Here we have shown that a variety of pathways and categories of genes are involved in both isolated and syndromic clubfoot. To our knowledge, this is the first time that genes involved in syndromic clubfoot have been categorized in an attempt to better understand the biology of this deformity. While some of the categories were known or expected, such as TGF-β signalling and extracellular matrix components, others including peroxisomal defects and proteoglycans, were novel.
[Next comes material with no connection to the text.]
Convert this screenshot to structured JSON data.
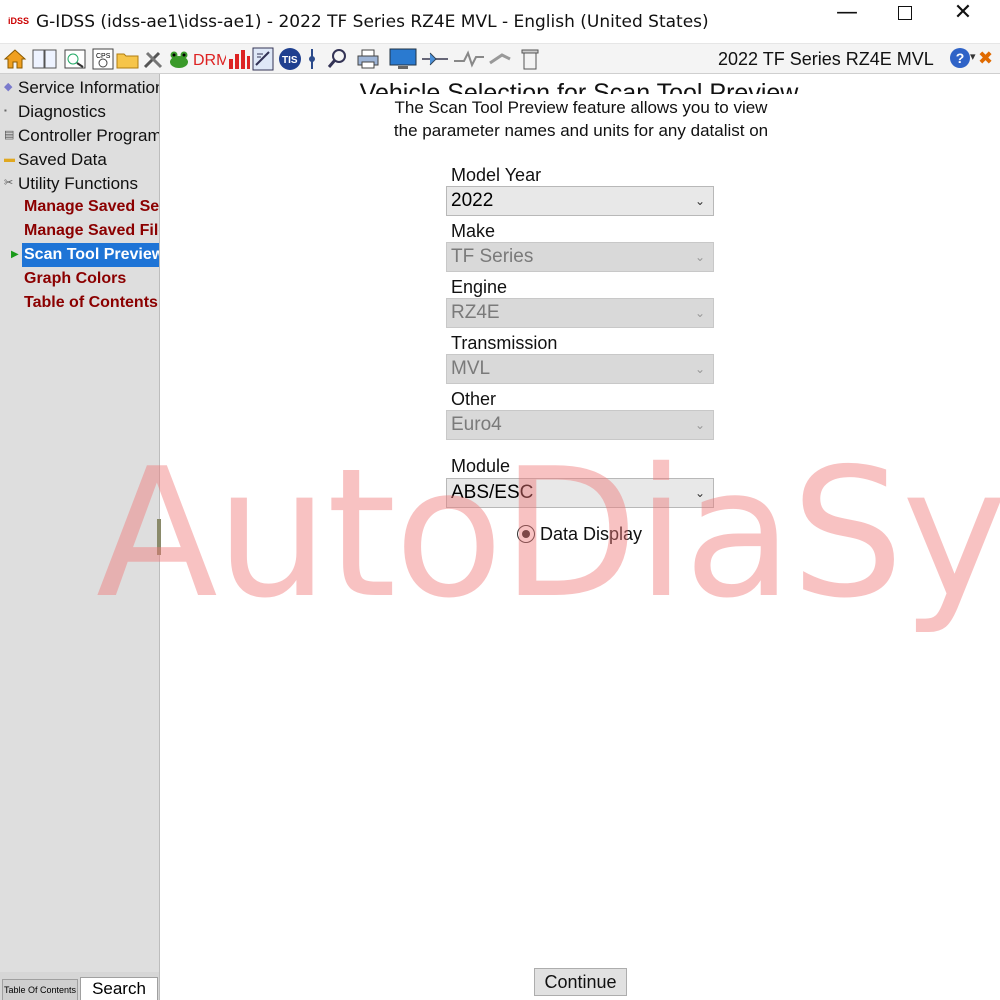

We posit that examination of rare variants in syndromic clubfoot genes could yield associations with isolated clubfoot. It is promising that FLNB has already been associated with both isolated clubfoot and with autosomal dominant Larsen syndrome. We believe that by elucidating new genes and pathways that underlie clubfoot, we will both be able to increase the explained amount of heritability of isolated clubfoot, as well as increase our overall understanding of the disease process.